If the military continues on a partisan course, the chances of Islamists and secularists finding some common ground are nonexistent. Conflict between the two sides will escalate, with moderates sidelined and the hotheads prevailing. The most threatening possibility is that the military itself will become divided. If that happens, all bets are off.

Marc PieriniVisiting scholar, Carnegie Europe

Egypt may be edging toward a civil war; its leaders should engage in serious and lasting dialogue to stop that from happening.

A year ago, hopes were that Egypt’s democratic election of a Muslim Brotherhood president would be an exemplary step toward the coexistence of diverse segments of a complex society.

This virtuous circle did not materialize. Former president Mohamed Morsi was accused of taking all the power for himself, while the Muslim Brotherhood lambasted the opposition for rejecting any form of dialogue. Meanwhile, the economy kept deteriorating and the hopes ignited by the 2011 revolution ended in delusion, bringing millions of opponents to the streets last month.

The military coup of July 3 was no surprise, since the army had long said that it would not let the country sink into irreparable chaos. The West was at a loss as to how to characterize the event, as illustrated by the New York Times’s description: “a forced change of power, which had the trappings of a military coup spurred by a popular revolt.” The tragic events in Cairo on July 7, when dozens of Morsi’s supporters were shot dead, only brought things closer to a civil war.
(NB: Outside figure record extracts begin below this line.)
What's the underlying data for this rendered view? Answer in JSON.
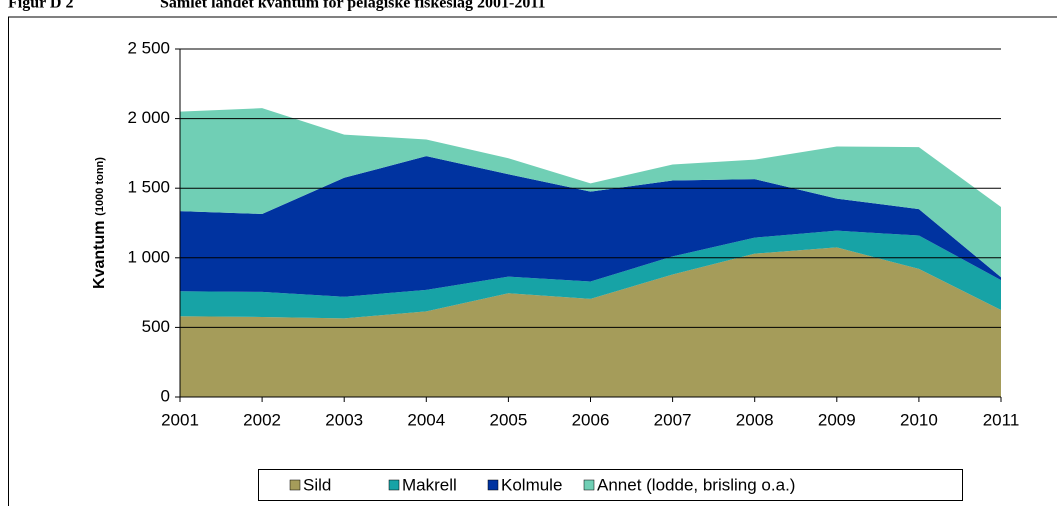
{
  "chart_data": {
    "type": "stacked_area",
    "label": "Figur D 2",
    "title": "Samlet landet kvantum for pelagiske fiskeslag 2001-2011",
    "ylabel": "Kvantum",
    "ylabel_unit": "(1000 tonn)",
    "x": [
      2001,
      2002,
      2003,
      2004,
      2005,
      2006,
      2007,
      2008,
      2009,
      2010,
      2011
    ],
    "xlim": [
      2001,
      2011
    ],
    "xticks": [
      2001,
      2002,
      2003,
      2004,
      2005,
      2006,
      2007,
      2008,
      2009,
      2010,
      2011
    ],
    "ylim": [
      0,
      2500
    ],
    "yticks": [
      0,
      500,
      {
        "value": 1000,
        "label": "1 000"
      },
      {
        "value": 1500,
        "label": "1 500"
      },
      {
        "value": 2000,
        "label": "2 000"
      },
      {
        "value": 2500,
        "label": "2 500"
      }
    ],
    "grid": true,
    "legend": "bottom",
    "series": [
      {
        "name": "Sild",
        "color": "#a59c5a",
        "values": [
          580,
          575,
          565,
          615,
          745,
          705,
          880,
          1030,
          1075,
          920,
          625
        ]
      },
      {
        "name": "Makrell",
        "color": "#17a3a6",
        "values": [
          180,
          180,
          155,
          155,
          120,
          125,
          130,
          115,
          120,
          240,
          215
        ]
      },
      {
        "name": "Kolmule",
        "color": "#0033a0",
        "values": [
          575,
          560,
          855,
          960,
          735,
          645,
          545,
          420,
          230,
          190,
          20
        ]
      },
      {
        "name": "Annet (lodde, brisling o.a.)",
        "color": "#70cfb5",
        "values": [
          715,
          760,
          310,
          120,
          115,
          60,
          115,
          140,
          375,
          445,
          505
        ]
      }
    ]
  }
}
Clearly, the “ballot box only” solution didn’t work. But, despite all inclinations, and with the army remaining the centerpiece of the state, the only sensible way forward remains for all political leaders to engage with each other and to agree on a road map toward fresh elections. More polarization is not the solution.

Gianni RiottaMember, Council on Foreign Relations

A cultural civil war has been festering in the Arab world for the past few years.
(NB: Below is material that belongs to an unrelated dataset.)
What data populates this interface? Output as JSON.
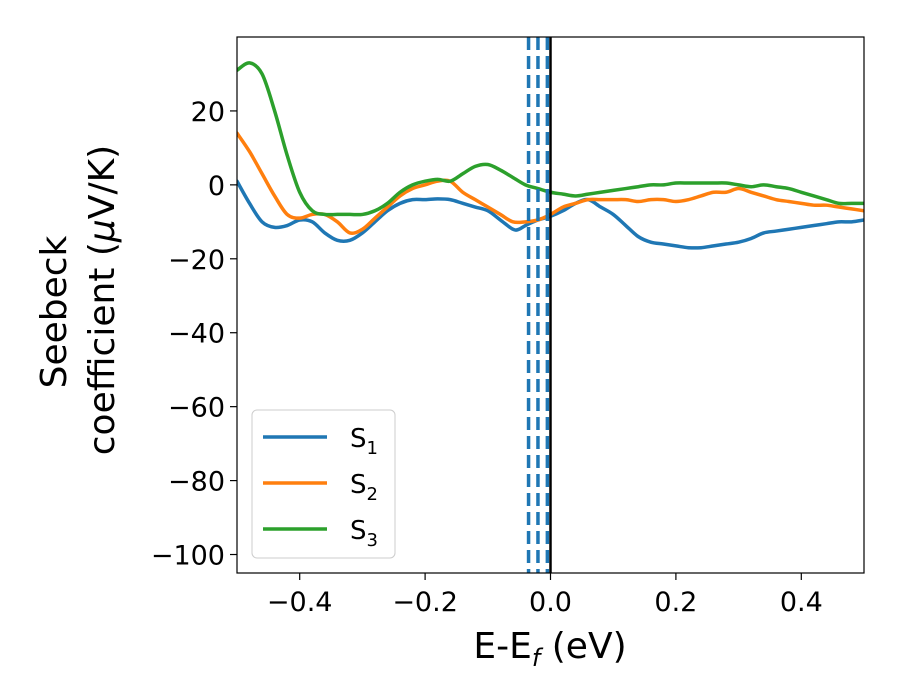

Mesmerized by U.S. political scientist Samuel Huntington’s vision of a clash of civilizations—“us versus them”—we missed the real feud confronting “them.” Sunni against Shia, secular against religious, tolerant against fundamentalist, modernizing against traditionalist, global against local: the fabric of Arab society has been torn to shreds by differences, interests, and armies.

From Syria to Egypt, from Iran to Iraq, and from Gaza to Lebanon, the enemy is not “us” anymore, it is the neighbor. Huntington failed to observe the deeper undercurrents in our world, such as the botched liberal reforms in the early twentieth-century Islamic world and the age-old division between Sunni and Shia Muslims. Detonated by the invasion of Iraq and the so-called Arab Spring, those contradictions blew apart deeply entrenched establishments.

It was a delusion to think that “friendly” oligarchs like former Egyptian president Hosni Mubarak could go on forever. Now the real clash of civilization has begun: open systems versus closed systems.

Carnegie does not take institutional positions on public policy issues; the views represented herein are those of the author(s) and do not necessarily reflect the views of Carnegie, its staff, or its trustees.